A meritocrat and egalitarian with no social pretensions, Wilson expanded the welfare state and personified the political triumph of the grammar schools over the private schools—albeit only temporarily, partly because under him Tony Crosland pioneered the abolition of the grammars. It was not inevitable that Heath, Major and Thatcher, all grammar school educated, would be succeeded by Etonians. Tellingly, Starmer is one of the last of the state grammar school boys from Surrey.

Wilson was an electoral machine, true, but he was so much more. And had he not been so much more, he could never have been such an electoral force. This obvious point will influence the next generation of Blair studies, too—another “winner” who was so much more.
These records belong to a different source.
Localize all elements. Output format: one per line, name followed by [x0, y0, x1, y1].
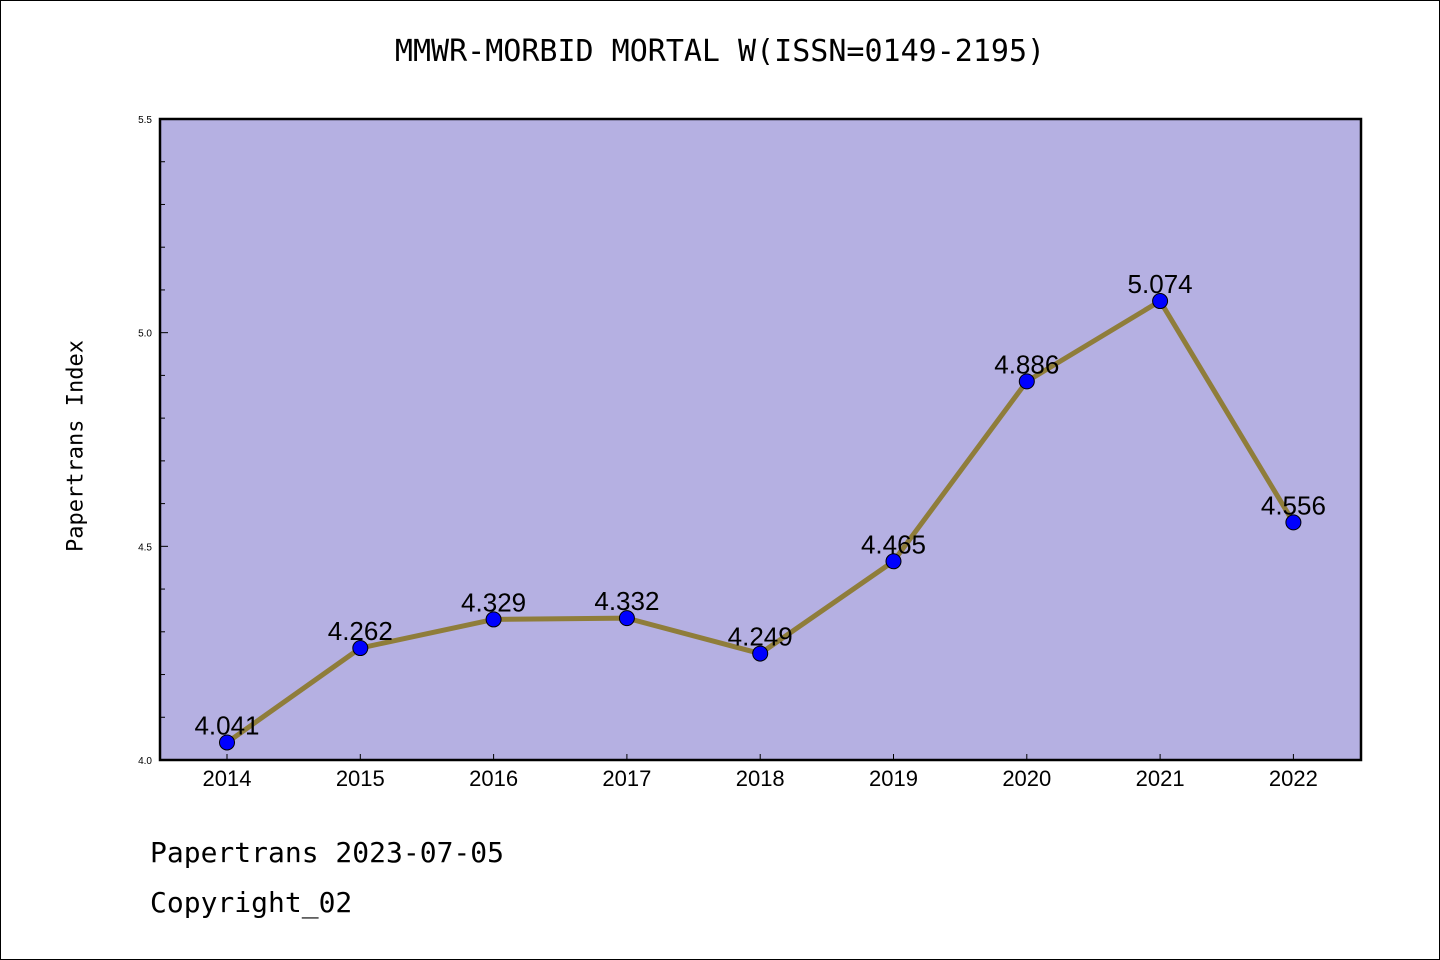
footer-copyright: Copyright_02: [150, 886, 353, 919]
y-tick-label: 5.5: [138, 115, 152, 126]
data-point: [485, 611, 502, 628]
x-tick-label: 2020: [1002, 766, 1051, 791]
plot-border: [158, 117, 1363, 762]
data-point: [618, 610, 635, 627]
data-point: [1152, 293, 1169, 310]
data-point: [219, 734, 235, 751]
y-tick-label: 4.0: [138, 756, 152, 767]
data-point: [885, 553, 902, 570]
x-tick-label: 2017: [602, 766, 651, 791]
x-tick-label: 2022: [1269, 766, 1318, 791]
chart-title: MMWR-MORBID MORTAL W(ISSN=0149-2195): [394, 34, 1046, 69]
footer-date: Papertrans 2023-07-05: [150, 836, 505, 869]
x-tick-label: 2018: [736, 766, 785, 791]
y-tick-label: 4.5: [138, 542, 152, 553]
x-tick-label: 2021: [1136, 766, 1185, 791]
data-point: [752, 645, 769, 662]
data-point: [1018, 373, 1035, 390]
data-point: [1285, 514, 1302, 531]
data-point: [352, 640, 369, 657]
x-tick-label: 2015: [336, 766, 385, 791]
y-tick-label: 5.0: [138, 329, 152, 340]
x-tick-label: 2016: [469, 766, 518, 791]
x-tick-label: 2014: [203, 766, 252, 791]
x-tick-label: 2019: [869, 766, 918, 791]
Four themes stand out from this biography. The first is Wilson’s sheer professionalism. Top of his year in PPE and then an Oxford don, wartime civil servant and assistant to Beveridge, MP and minister at 29, Cabinet minister—president of the Board of Trade—at 31: there had been nothing like it since Gladstone a century before. The contrast with today’s Tory and Labour leaderships could not be starker.
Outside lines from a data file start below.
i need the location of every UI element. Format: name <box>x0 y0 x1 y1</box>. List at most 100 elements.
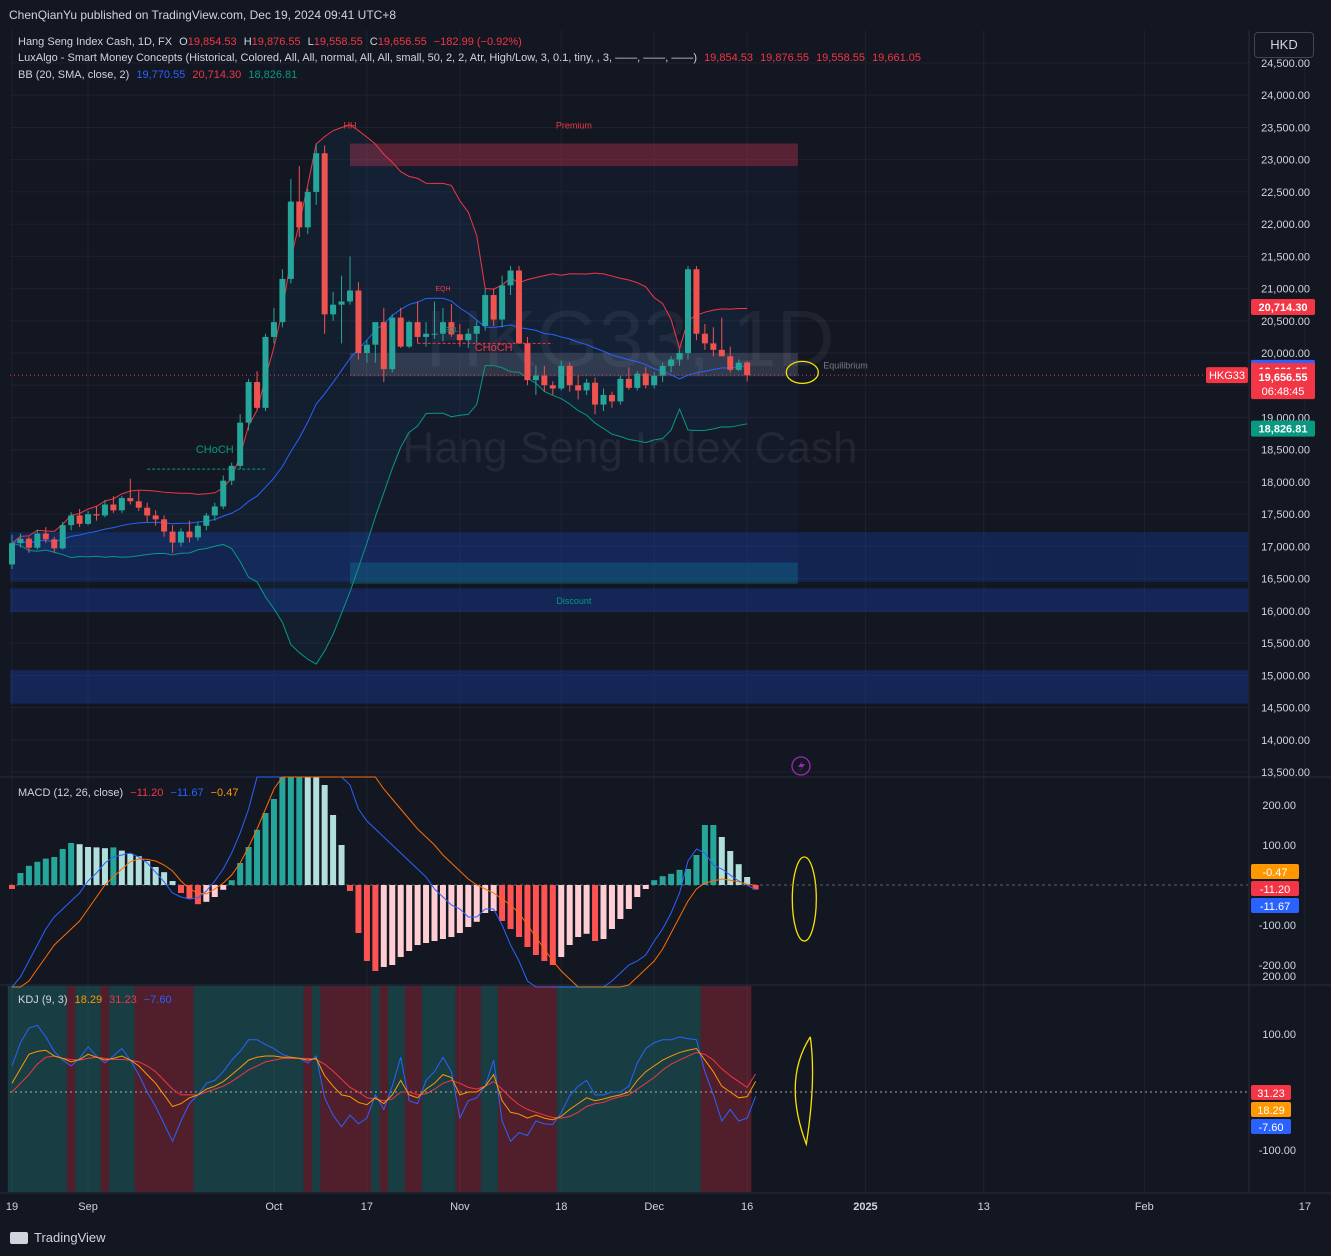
macd-histogram-bar <box>676 869 683 885</box>
candle-body <box>439 322 446 334</box>
kdj-j-line <box>11 1024 757 1143</box>
macd-histogram-bar <box>245 847 252 885</box>
candle-body <box>423 333 430 337</box>
macd-histogram-bar <box>566 885 573 945</box>
macd-histogram-bar <box>651 880 658 885</box>
price-tick-label: 16,500.00 <box>1261 574 1310 586</box>
price-tick-label: 15,500.00 <box>1261 638 1310 650</box>
kdj-background-band <box>311 986 321 1192</box>
main-title: Hang Seng Index Cash, 1D, FX <box>18 36 173 48</box>
grid-lines <box>10 30 1306 1192</box>
macd-histogram-bar <box>25 865 32 885</box>
candle-body <box>237 422 244 466</box>
macd-signal-value: −0.47 <box>210 787 239 799</box>
macd-line-value: −11.67 <box>170 787 204 799</box>
candle-body <box>685 269 691 354</box>
macd-badge-label: -0.47 <box>1262 867 1287 879</box>
time-label: Sep <box>78 1201 98 1213</box>
macd-histogram-bar <box>532 885 539 955</box>
tradingview-logo[interactable]: TradingView <box>10 1230 106 1245</box>
candle-body <box>51 539 58 549</box>
price-tick-label: 24,500.00 <box>1261 58 1310 70</box>
macd-histogram-bar <box>431 885 438 941</box>
kdj-badge-bg <box>1251 1085 1291 1100</box>
kdj-j-value: −7.60 <box>143 994 172 1006</box>
candle-body <box>668 359 675 366</box>
macd-histogram-bar <box>270 799 277 885</box>
macd-histogram-bar <box>355 885 362 933</box>
candle-body <box>9 543 15 565</box>
eql-label: EQL <box>444 327 458 334</box>
lightning-bolt <box>798 760 805 772</box>
macd-histogram-bar <box>575 885 582 937</box>
luxalgo-title: LuxAlgo - Smart Money Concepts (Historic… <box>18 52 697 64</box>
o-label: O <box>179 36 188 48</box>
candle-body <box>169 531 176 543</box>
macd-histogram-bar <box>228 880 235 885</box>
time-label: Feb <box>1135 1201 1154 1213</box>
macd-histogram-bar <box>330 815 337 885</box>
candle-body <box>321 153 328 315</box>
candle-body <box>558 365 565 389</box>
kdj-badge-label: -7.60 <box>1258 1122 1283 1134</box>
kdj-background-band <box>109 986 135 1192</box>
macd-histogram-bar <box>194 885 201 905</box>
macd-title: MACD (12, 26, close) <box>18 787 124 799</box>
candle-body <box>583 382 590 391</box>
macd-histogram-bar <box>59 849 66 885</box>
macd-histogram-bar <box>718 837 725 885</box>
eqh-label: EQH <box>435 286 450 293</box>
macd-histogram-bar <box>237 863 244 885</box>
macd-histogram-bar <box>499 885 506 921</box>
tradingview-brand: TradingView <box>34 1230 106 1245</box>
candle-body <box>135 501 142 508</box>
macd-histogram-bar <box>42 858 49 885</box>
l-value: 19,558.55 <box>313 36 363 48</box>
candle-body <box>718 349 725 357</box>
symbol-badge: HKG33 <box>1209 370 1245 382</box>
order-block-3 <box>10 670 1248 704</box>
candle-body <box>397 317 404 347</box>
currency-button[interactable]: HKD <box>1254 32 1314 58</box>
macd-histogram-bar <box>68 843 75 885</box>
macd-histogram-bar <box>744 877 751 885</box>
luxalgo-legend: LuxAlgo - Smart Money Concepts (Historic… <box>18 52 925 64</box>
candle-body <box>304 191 311 228</box>
price-tick-label: 22,000.00 <box>1261 219 1310 231</box>
macd-histogram-bar <box>727 851 734 885</box>
candle-body <box>25 538 32 548</box>
candle-body <box>296 201 303 228</box>
macd-histogram-bar <box>186 885 193 899</box>
macd-signal-line <box>12 776 756 988</box>
candle-body <box>431 333 438 335</box>
candle-body <box>524 343 531 381</box>
price-badge-label: 18,826.81 <box>1259 424 1308 436</box>
candle-body <box>270 322 277 337</box>
candle-body <box>330 304 337 315</box>
macd-histogram-bar <box>262 813 269 885</box>
candle-body <box>68 515 75 526</box>
candle-body <box>490 295 497 320</box>
macd-tick-label: -100.00 <box>1259 920 1296 932</box>
candle-body <box>575 385 582 391</box>
macd-histogram-bar <box>406 885 413 951</box>
macd-histogram-bar <box>135 856 142 885</box>
candle-body <box>566 365 573 386</box>
luxalgo-v4: 19,661.05 <box>872 52 921 64</box>
macd-legend: MACD (12, 26, close) −11.20 −11.67 −0.47 <box>18 787 242 799</box>
kdj-d-value: 31.23 <box>109 994 137 1006</box>
macd-histogram-bar <box>279 777 286 885</box>
price-badge-bg <box>1251 299 1315 316</box>
candle-body <box>363 344 370 354</box>
macd-histogram-bar <box>735 864 742 885</box>
time-label: Dec <box>644 1201 664 1213</box>
macd-histogram-bar <box>516 885 522 937</box>
candle-body <box>701 333 708 344</box>
candle-body <box>659 365 666 376</box>
macd-histogram-bar <box>363 885 370 961</box>
kdj-background-band <box>75 986 101 1192</box>
macd-histogram-bar <box>347 885 353 891</box>
symbol-badge-bg <box>1206 367 1248 384</box>
kdj-tick-label: -100.00 <box>1259 1145 1296 1157</box>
Wilson was as much “liberal” as “labour.” At Oxford he started off as a Liberal, and was thereafter pragmatic about the means to achieve progressive ends. He was never wedded to wholesale nationalisation and sought to extend it in only a handful of sectors. But by deft political footwork—theme two—he made himself the leader of the Labour left after Aneurin Bevan, while never getting too close to him personally. He resigned alongside Bevan from Attlee’s government over NHS charges in 1951, but didn’t object as Bevan did to higher defence spending per se. His tortuous formulation was that it was “a rearmament programme which I do not believe to be physically practicable with the raw materials available to us.” Three years later he re-joined Attlee’s frontbench.

Thomas-Symonds applies more widely the analogy of the Scilly Isles, ­Harold and Mary Wilson’s remote holiday spot off the Cornish coast, where Mary wrote poetry and Harold played golf. It was classic Wilson “to be part of something yet apart at the same time,” as the Scilly Isles are to the UK. “Wilson could travel overseas for his holidays yet remain in the UK.”
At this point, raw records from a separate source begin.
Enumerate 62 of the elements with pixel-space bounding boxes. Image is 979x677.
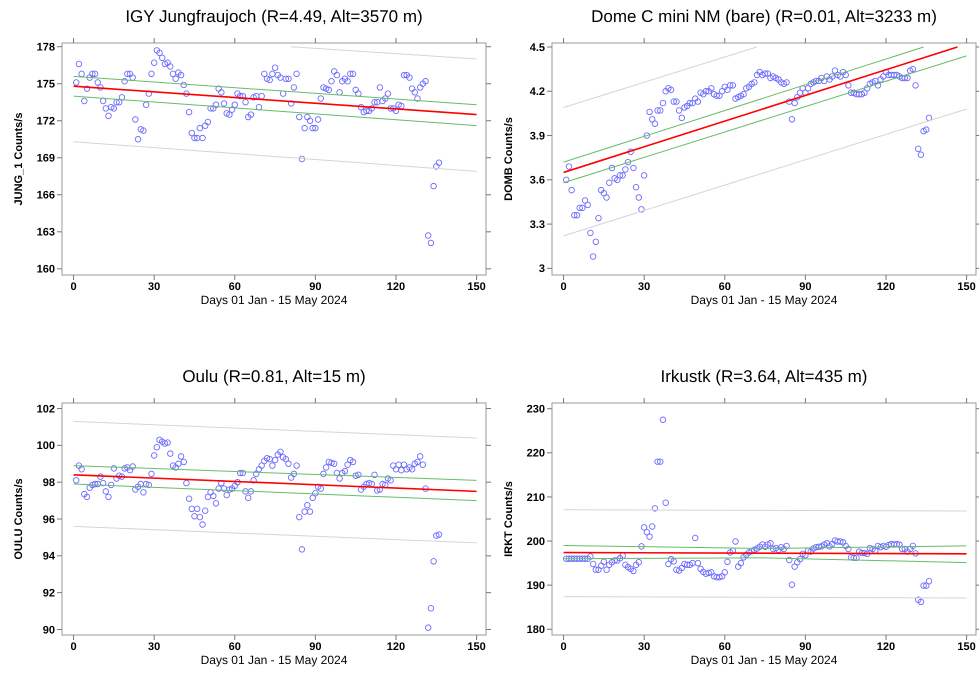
x-tick-label: 0 (560, 281, 567, 293)
y-tick-label: 3.3 (530, 218, 545, 231)
y-tick-label: 92 (42, 588, 55, 600)
y-axis-title: DOMB Counts/s (503, 117, 515, 201)
y-tick-label: 166 (36, 190, 55, 202)
chart-title: Dome C mini NM (bare) (R=0.01, Alt=3233 m) (591, 7, 937, 26)
y-tick-label: 4.5 (530, 42, 545, 54)
y-tick-label: 160 (36, 264, 55, 276)
y-tick-label: 210 (526, 492, 545, 504)
x-tick-label: 0 (70, 641, 77, 653)
x-axis-title: Days 01 Jan - 15 May 2024 (200, 653, 348, 667)
x-tick-label: 30 (148, 281, 160, 293)
x-tick-label: 150 (957, 641, 976, 653)
y-tick-label: 102 (36, 403, 55, 416)
y-axis-title: OULU Counts/s (13, 478, 25, 560)
x-tick-label: 60 (228, 641, 241, 653)
y-tick-label: 96 (42, 514, 55, 526)
x-tick-label: 120 (386, 281, 406, 293)
x-tick-label: 0 (70, 281, 77, 293)
x-axis-title: Days 01 Jan - 15 May 2024 (200, 293, 348, 307)
x-tick-label: 60 (718, 281, 731, 293)
x-tick-label: 30 (638, 281, 650, 293)
x-tick-label: 60 (718, 641, 731, 653)
y-axis-title: JUNG_1 Counts/s (13, 112, 25, 206)
x-tick-label: 60 (228, 281, 241, 293)
x-axis-title: Days 01 Jan - 15 May 2024 (690, 653, 838, 667)
chart-title: Irkustk (R=3.64, Alt=435 m) (660, 367, 868, 386)
x-tick-label: 90 (309, 641, 322, 653)
y-tick-label: 3 (538, 263, 545, 276)
x-tick-label: 90 (799, 281, 812, 293)
y-tick-label: 169 (36, 152, 55, 165)
chart-title: IGY Jungfraujoch (R=4.49, Alt=3570 m) (125, 7, 423, 26)
y-tick-label: 98 (42, 477, 55, 490)
y-tick-label: 175 (36, 78, 55, 91)
x-tick-label: 30 (638, 641, 650, 653)
x-tick-label: 120 (876, 641, 896, 653)
y-tick-label: 90 (42, 624, 55, 636)
y-tick-label: 178 (36, 42, 55, 54)
x-tick-label: 0 (560, 641, 567, 653)
x-tick-label: 90 (799, 641, 812, 653)
x-tick-label: 150 (957, 281, 976, 293)
y-tick-label: 3.6 (530, 174, 545, 187)
x-tick-label: 90 (309, 281, 322, 293)
y-axis-title: IRKT Counts/s (503, 481, 515, 557)
x-tick-label: 120 (386, 641, 406, 653)
y-tick-label: 190 (526, 580, 545, 592)
y-tick-label: 163 (36, 226, 55, 239)
y-tick-label: 172 (36, 116, 55, 128)
y-tick-label: 3.9 (530, 130, 545, 142)
y-tick-label: 100 (36, 440, 55, 452)
x-tick-label: 30 (148, 641, 160, 653)
y-tick-label: 180 (526, 624, 545, 636)
x-tick-label: 150 (467, 281, 486, 293)
y-tick-label: 200 (526, 536, 545, 548)
x-tick-label: 120 (876, 281, 896, 293)
y-tick-label: 94 (42, 550, 56, 563)
y-tick-label: 220 (526, 448, 545, 460)
x-tick-label: 150 (467, 641, 486, 653)
x-axis-title: Days 01 Jan - 15 May 2024 (690, 293, 838, 307)
y-tick-label: 230 (526, 404, 545, 416)
chart-title: Oulu (R=0.81, Alt=15 m) (182, 367, 366, 386)
y-tick-label: 4.2 (530, 86, 545, 98)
Wilson was an electoral machine, but he was so much more. And had he not been so much more, he could never have been such an electoral force

Or rather, in England. For the third theme of this biography is Wilson’s pan-English quality. He was a professional Yorkshireman, a professional Londoner, a professional Scilly Islander—and appeared like a reassuringly professional bank manager, with his pipe, raincoat and three-piece suits. Wherever Middle England was in the 1960s, there was Harold Wilson, together with the Beatles, Coronation Street and Bobby Moore’s winning World Cup team.

It is a striking fact that Labour has only ever won general elections outright with English leaders representing English constituencies. Attlee, Blair and Wilson all, at their peak, won majorities over the Tories from England in England. They were never alien forces, or capable of being portrayed as such, in the nation which makes up 85 per cent of the UK.

Thomas-Symonds suggests that Wilson’s greatest quality was his “adaptability.” Interestingly, he attributes much of this quality to the influence of his “right-hand woman,” his long-term aide Marcia Williams. A career Labour Party operative, “she was the one who could read his speeches and advise on how the Labour movement would receive them.” They never had an affair, but “she was the one who was always there, at his side, both as a political support in the loneliness of leadership and also someone who could provide him with emotional support and affirmation.” Elements of this closeness existed in Wilson’s relationship with the Queen too, as portrayed deftly in The Crown—another act of rehabilitation.

One of the most intriguing suggestions in the book is that Williams “was closer to the centre of power in 10 Downing Street” than any woman until Margaret Thatcher. Ambivalent as ever, maybe that was one of the ways that Wilson blazed a trail for the next generation.